En second lieu, la souffrance d’un personnage n’est pas toujours obligatoire, qu’il s’agisse d’un personnage principal ou secondaire. Un personnage peut-être conçu sans souffrir dans le cas ou l’œuvre incite le public à rire. Par exemple dans Le Bourgeois Gentilhomme qui est une comédie ballet en cinq actes de Molière et de Lully, le public n’est pas amené à regardé et comprendre les souffrances des personnages car il n’y en a pas. La comédie ballet souhaite faire rire et détendre le public. Bien que Monsieur Jourdain soit un personnage simplet, avide de réflexion et de bon sens, il ne sera pas amené à souffrir car les autres personnages vont profiter de sa naïveté. Monsieur Jourdain aura été berné sans savoir de quoi il s’agit. La pièce se termine où tout le monde est heureux même monsieur Jourdain qui à dépensé une fortune. Plusieurs exemples s’appliquent aussi dans d’autres comédies de Molière comme le Malade Imaginaire, dans cette pièce, le personnage hypocondriaque va découvrir sa faiblesse, grâce à sa servante qui va se faire passer pour un docteur qualifié. La servante à pour objectif de faire comprendre à son maitre qu’il n’est en réalité pas souffrant, comme il l’a toujours pensé avant. Une fois de plus, les personnages sont conçus sans connaître de souffrance ou de désillusions, ce qui ne va pas perturber le fonctionnement de l’histoire ou de la pièce, qui conservent un sens pour le lecteur et le public. En d’autres termes, quand il s’agit de faire rire et de détendre le public ou que c’est un personnage secondaire, la souffrance n’est pas nécessaire.

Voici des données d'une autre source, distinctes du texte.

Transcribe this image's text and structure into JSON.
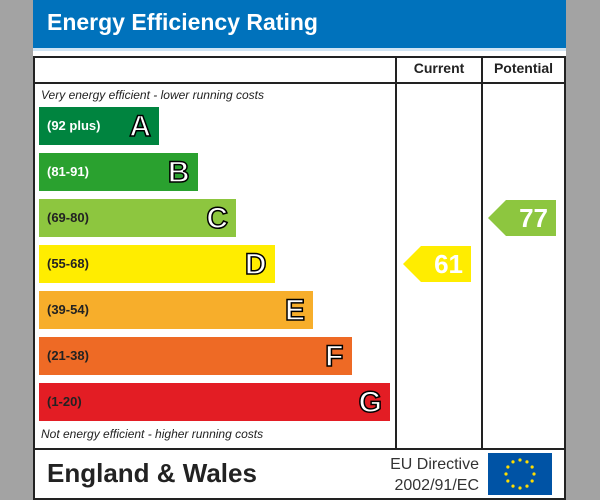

En conclusion, un personnage de théâtre ou de roman peut parfois se concevoir sans souffrances ni désillusions, notamment quand il s’agit du personnage principal et que celui-ci à un objectif ou une passion et qu’il doit par-dessus subvenir à ses besoins, comme l’illustre le théâtre tragique où le personnage souffre car il doit choisir entre sa passion et la rasion. Cependant, il arrive parfois qu’un personnage de théâtre ou de roman se conçoive sans douleurs ni déceptions généralement quand le personnage en question n’est pas principal à l’action, il va contribuer au déroulement de l’histoire sans pour autant rencontrer d’obstacles. Cette situation est aussi valable pour un théâtre ou un roman qui vise à faire rire lecteur ou à détente le public. Un personnage de cinéma ou de science fiction est-il sujet aux mêmes contraintes ? Là encore le personnage doit se concevoir avec souffrances comme dans Sparrow ou Un Prophète qui sont des films où un grand nombre de personnage doivent se battre et souffrir pour obtenir leurs causes. Dans des œuvres comme Fahrenheit 451 de Ray Bradbury qui est une science fiction, le personnage principal vit dans un milieu totalement différent où la souffrance et désillusion n’existent pas puisque seul les mots « heureux » et « bonheur » sont évoqués par les personnages. Même dans d’autres genres, époques, ou mouvements littéraires, le personnage peut-être sujet ou non aux différentes souffrances et désillusions de la vie.



Thomas B., 2nde section internationale, mai 2012.